Когда шли по аллее, он смотрел себе под ноги:
- Что ж нам теперь делать? Идти к дедушке и, упав на колени, просить его благословения? Но какой я муж?
- Нет, нет, только не это.
- А что же?
- Не знаю. Пусть будет только то, что есть... Лучше уж не будет.
концепция рассказа Бунина выражается прежде всего средствами заглавия, диалога, категории времени. Заглавие «Качели» определяет не только место действия, объединяющего героев. Оно связано с композицией рассказа, в котором три картины соответствуют движению качелей: подъём - высота - спуск.

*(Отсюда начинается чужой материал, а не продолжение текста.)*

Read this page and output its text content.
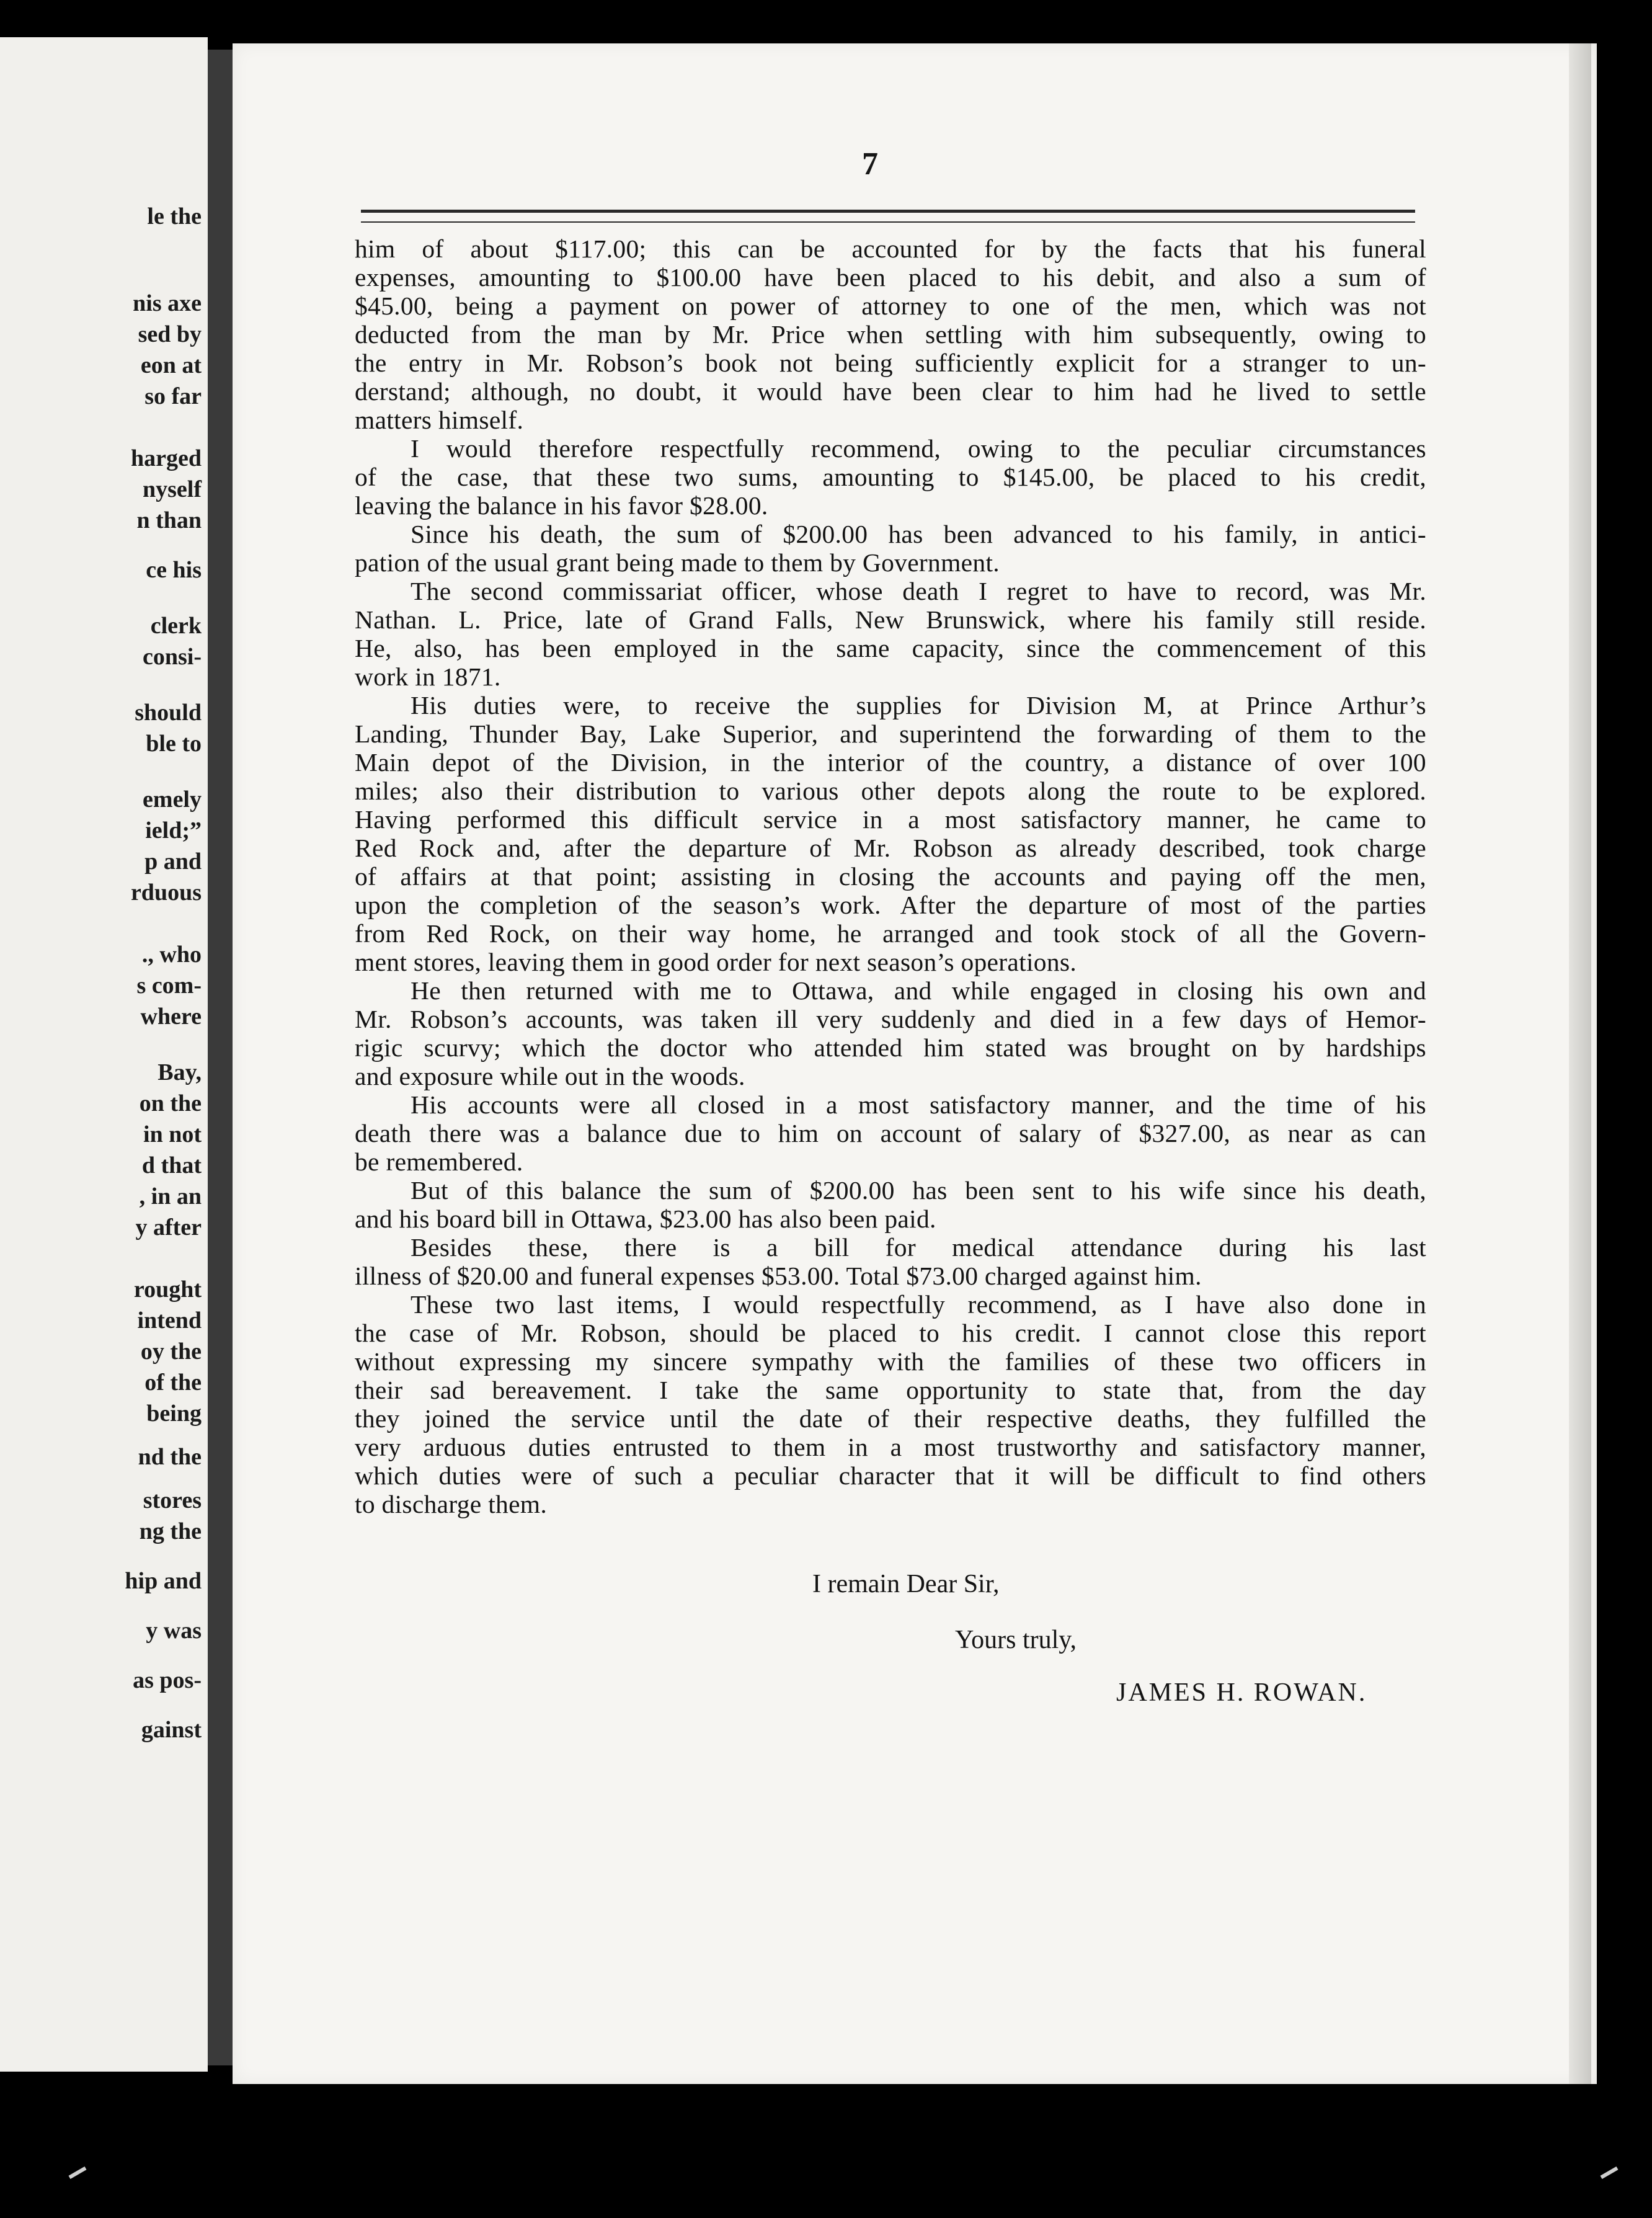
le the

nis axe

sed by

eon at

so far

harged

nyself

n than

ce his

clerk

consi-

should

ble to

emely

ield;”

p and

rduous

., who

s com-

where

Bay,

on the

in not

d that

, in an

y after

rought

intend

oy the

of the

being

nd the

stores

ng the

hip and

y was

as pos-

gainst

7

him of about $117.00; this can be accounted for by the facts that his funeral

expenses, amounting to $100.00 have been placed to his debit, and also a sum of

$45.00, being a payment on power of attorney to one of the men, which was not

deducted from the man by Mr. Price when settling with him subsequently, owing to

the entry in Mr. Robson’s book not being sufficiently explicit for a stranger to un-

derstand; although, no doubt, it would have been clear to him had he lived to settle

matters himself.

I would therefore respectfully recommend, owing to the peculiar circumstances

of the case, that these two sums, amounting to $145.00, be placed to his credit,

leaving the balance in his favor $28.00.

Since his death, the sum of $200.00 has been advanced to his family, in antici-

pation of the usual grant being made to them by Government.

The second commissariat officer, whose death I regret to have to record, was Mr.

Nathan. L. Price, late of Grand Falls, New Brunswick, where his family still reside.

He, also, has been employed in the same capacity, since the commencement of this

work in 1871.

His duties were, to receive the supplies for Division M, at Prince Arthur’s

Landing, Thunder Bay, Lake Superior, and superintend the forwarding of them to the

Main depot of the Division, in the interior of the country, a distance of over 100

miles; also their distribution to various other depots along the route to be explored.

Having performed this difficult service in a most satisfactory manner, he came to

Red Rock and, after the departure of Mr. Robson as already described, took charge

of affairs at that point; assisting in closing the accounts and paying off the men,

upon the completion of the season’s work. After the departure of most of the parties

from Red Rock, on their way home, he arranged and took stock of all the Govern-

ment stores, leaving them in good order for next season’s operations.

He then returned with me to Ottawa, and while engaged in closing his own and

Mr. Robson’s accounts, was taken ill very suddenly and died in a few days of Hemor-

rigic scurvy; which the doctor who attended him stated was brought on by hardships

and exposure while out in the woods.

His accounts were all closed in a most satisfactory manner, and the time of his

death there was a balance due to him on account of salary of $327.00, as near as can

be remembered.

But of this balance the sum of $200.00 has been sent to his wife since his death,

and his board bill in Ottawa, $23.00 has also been paid.

Besides these, there is a bill for medical attendance during his last

illness of $20.00 and funeral expenses $53.00. Total $73.00 charged against him.

These two last items, I would respectfully recommend, as I have also done in

the case of Mr. Robson, should be placed to his credit. I cannot close this report

without expressing my sincere sympathy with the families of these two officers in

their sad bereavement. I take the same opportunity to state that, from the day

they joined the service until the date of their respective deaths, they fulfilled the

very arduous duties entrusted to them in a most trustworthy and satisfactory manner,

which duties were of such a peculiar character that it will be difficult to find others

to discharge them.

I remain Dear Sir,

Yours truly,

JAMES H. ROWAN.
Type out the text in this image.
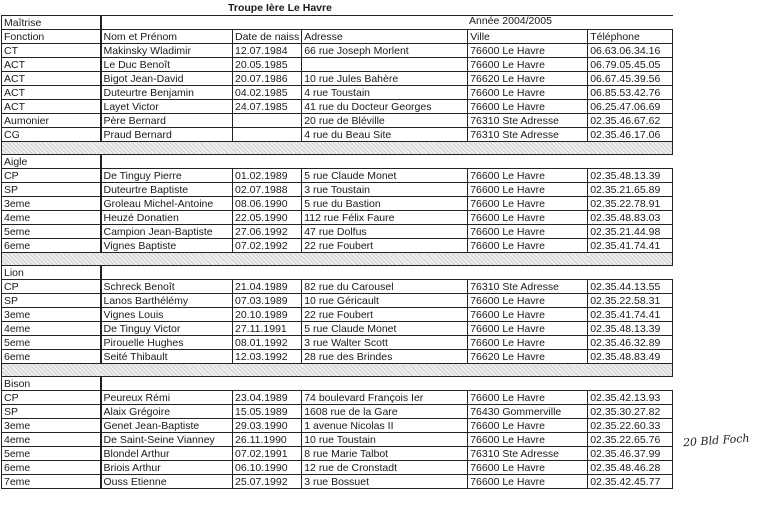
Troupe Ière Le Havre
Année 2004/2005
Maîtrise					
Fonction	Nom et Prénom	Date de naiss	Adresse	Ville	Téléphone
CT	Makinsky Wladimir	12.07.1984	66 rue Joseph Morlent	76600 Le Havre	06.63.06.34.16
ACT	Le Duc Benoît	20.05.1985		76600 Le Havre	06.79.05.45.05
ACT	Bigot Jean-David	20.07.1986	10 rue Jules Bahère	76620 Le Havre	06.67.45.39.56
ACT	Duteurtre Benjamin	04.02.1985	4 rue Toustain	76600 Le Havre	06.85.53.42.76
ACT	Layet Victor	24.07.1985	41 rue du Docteur Georges	76600 Le Havre	06.25.47.06.69
Aumonier	Père Bernard		20 rue de Bléville	76310 Ste Adresse	02.35.46.67.62
CG	Praud Bernard		4 rue du Beau Site	76310 Ste Adresse	02.35.46.17.06

Aigle					
CP	De Tinguy Pierre	01.02.1989	5 rue Claude Monet	76600 Le Havre	02.35.48.13.39
SP	Duteurtre Baptiste	02.07.1988	3 rue Toustain	76600 Le Havre	02.35.21.65.89
3eme	Groleau Michel-Antoine	08.06.1990	5 rue du Bastion	76600 Le Havre	02.35.22.78.91
4eme	Heuzé Donatien	22.05.1990	112 rue Félix Faure	76600 Le Havre	02.35.48.83.03
5eme	Campion Jean-Baptiste	27.06.1992	47 rue Dolfus	76600 Le Havre	02.35.21.44.98
6eme	Vignes Baptiste	07.02.1992	22 rue Foubert	76600 Le Havre	02.35.41.74.41

Lion					
CP	Schreck Benoît	21.04.1989	82 rue du Carousel	76310 Ste Adresse	02.35.44.13.55
SP	Lanos Barthélémy	07.03.1989	10 rue Géricault	76600 Le Havre	02.35.22.58.31
3eme	Vignes Louis	20.10.1989	22 rue Foubert	76600 Le Havre	02.35.41.74.41
4eme	De Tinguy Victor	27.11.1991	5 rue Claude Monet	76600 Le Havre	02.35.48.13.39
5eme	Pirouelle Hughes	08.01.1992	3 rue Walter Scott	76600 Le Havre	02.35.46.32.89
6eme	Seité Thibault	12.03.1992	28 rue des Brindes	76620 Le Havre	02.35.48.83.49

Bison					
CP	Peureux Rémi	23.04.1989	74 boulevard François Ier	76600 Le Havre	02.35.42.13.93
SP	Alaix Grégoire	15.05.1989	1608 rue de la Gare	76430 Gommerville	02.35.30.27.82
3eme	Genet Jean-Baptiste	29.03.1990	1 avenue Nicolas II	76600 Le Havre	02.35.22.60.33
4eme	De Saint-Seine Vianney	26.11.1990	10 rue Toustain	76600 Le Havre	02.35.22.65.76
5eme	Blondel Arthur	07.02.1991	8 rue Marie Talbot	76310 Ste Adresse	02.35.46.37.99
6eme	Briois Arthur	06.10.1990	12 rue de Cronstadt	76600 Le Havre	02.35.48.46.28
7eme	Ouss Etienne	25.07.1992	3 rue Bossuet	76600 Le Havre	02.35.42.45.77
20 Bld Foch
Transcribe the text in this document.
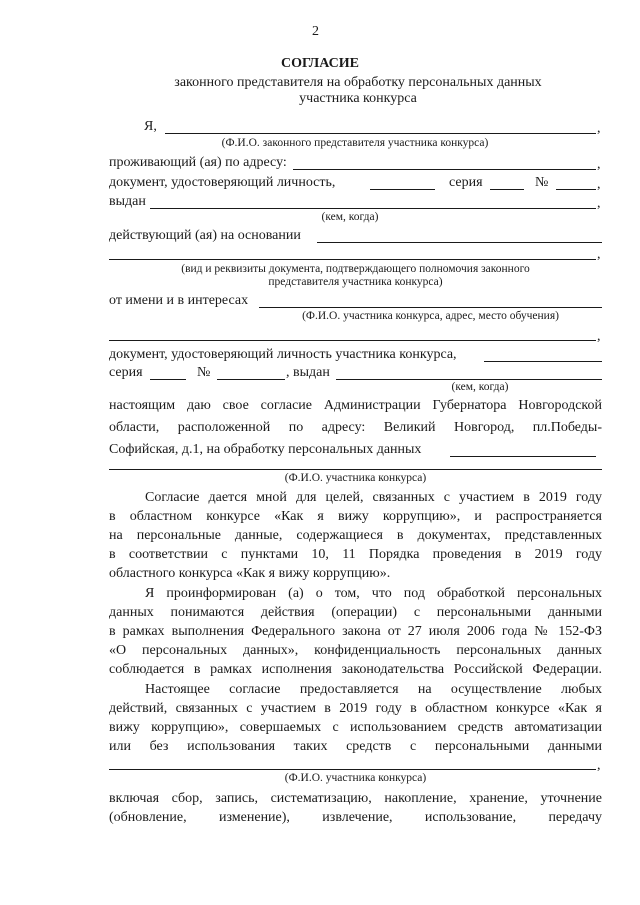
2
СОГЛАСИЕ
законного представителя на обработку персональных данных
участника конкурса
Я,	,
(Ф.И.О. законного представителя участника конкурса)
проживающий (ая) по адресу:	,
документ, удостоверяющий личность,	серия	№	,
выдан	,
(кем, когда)
действующий (ая) на основании
,
(вид и реквизиты документа, подтверждающего полномочия законного
представителя участника конкурса)
от имени и в интересах
(Ф.И.О. участника конкурса, адрес, место обучения)
,
документ, удостоверяющий личность участника конкурса,
серия	№	, выдан
(кем, когда)
настоящим даю свое согласие Администрации Губернатора Новгородской
области, расположенной по адресу: Великий Новгород, пл.Победы-
Софийская, д.1, на обработку персональных данных
(Ф.И.О. участника конкурса)
Согласие дается мной для целей, связанных с участием в 2019 году
в областном конкурсе «Как я вижу коррупцию», и распространяется
на персональные данные, содержащиеся в документах, представленных
в соответствии с пунктами 10, 11 Порядка проведения в 2019 году
областного конкурса «Как я вижу коррупцию».
Я проинформирован (а) о том, что под обработкой персональных
данных понимаются действия (операции) с персональными данными
в рамках выполнения Федерального закона от 27 июля 2006 года № 152-ФЗ
«О персональных данных», конфиденциальность персональных данных
соблюдается в рамках исполнения законодательства Российской Федерации.
Настоящее согласие предоставляется на осуществление любых
действий, связанных с участием в 2019 году в областном конкурсе «Как я
вижу коррупцию», совершаемых с использованием средств автоматизации
или без использования таких средств с персональными данными
,
(Ф.И.О. участника конкурса)
включая сбор, запись, систематизацию, накопление, хранение, уточнение
(обновление, изменение), извлечение, использование, передачу
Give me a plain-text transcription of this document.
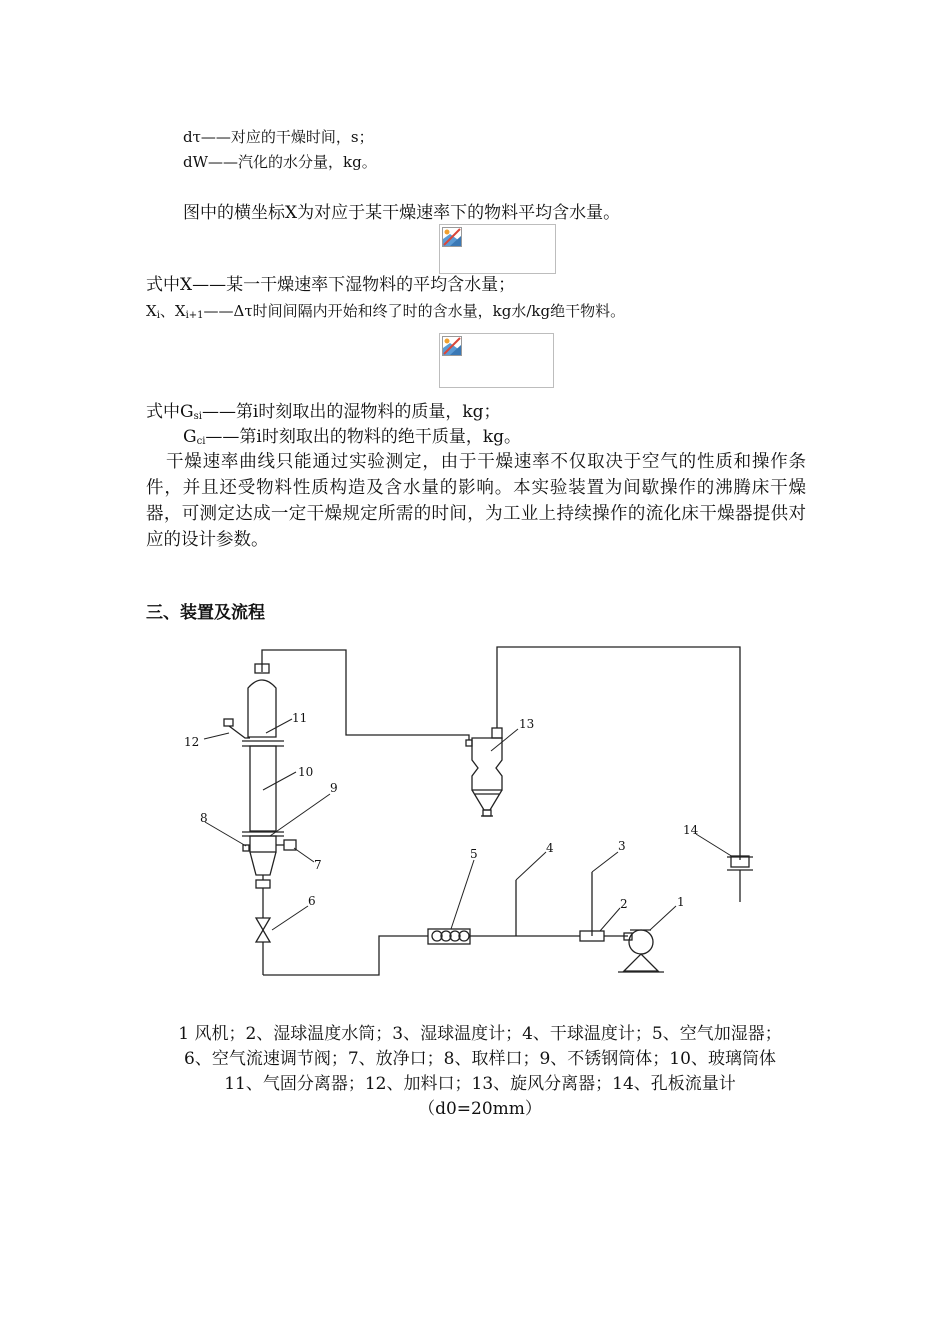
dτ——对应的干燥时间，s；
dW——汽化的水分量，kg。
图中的横坐标X为对应于某干燥速率下的物料平均含水量。
式中X——某一干燥速率下湿物料的平均含水量；
$X_i$、$X_{i+1}——\Delta\tau$时间间隔内开始和终了时的含水量，kg水/kg绝干物料。
式中$G_{si}——$第i时刻取出的湿物料的质量，kg；
$G_{ci}——$第i时刻取出的物料的绝干质量，kg。
干燥速率曲线只能通过实验测定，由于干燥速率不仅取决于空气的性质和操作条件，并且还受物料性质构造及含水量的影响。本实验装置为间歇操作的沸腾床干燥器，可测定达成一定干燥规定所需的时间，为工业上持续操作的流化床干燥器提供对应的设计参数。
三、装置及流程
1
2
3
4
5
6
7
8
9
10
11
12
13
14
1 风机；2、湿球温度水筒；3、湿球温度计；4、干球温度计；5、空气加湿器；
6、空气流速调节阀；7、放净口；8、取样口；9、不锈钢筒体；10、玻璃筒体
11、气固分离器；12、加料口；13、旋风分离器；14、孔板流量计
（d0=20mm）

Три картины представляют собой три диалога: диалог-поединок, диалог-согласие, диалог-отрицание.
Динамику сюжета можно проследить по глаголам движения и звучания: в первой картине сидел, бренча на фортепьяно - услыхал её шаги - дико ударил по клавишам - закричал, запел - вошла, усмехаясь -опять ударил и закричал; во второй картине носились, визжа кольцами, дуя ветром,развевавшим подол - поддавая взмах доски - сорвёмся - слетев с высоты и соскочив на землю, сели на доску; в третьей картине шли -идти - упав на колени, просить.
Меняется эмоциональный настрой текста - от шутливой угрозы героя к счастью героини и прощанию с ним: на беду вашу заехал я к вам, он пугает, а мне не страшно, делал страшные глаза - смотрела радостно, счастливое лицо - счастливее вечера уже не будет, лучше уж не будет.
С нарастанием и спадом высоты и экспрессии меняются формы числа глаголов при обозначении героев: от единственного числа к объединяющему множественному и опять к единственному.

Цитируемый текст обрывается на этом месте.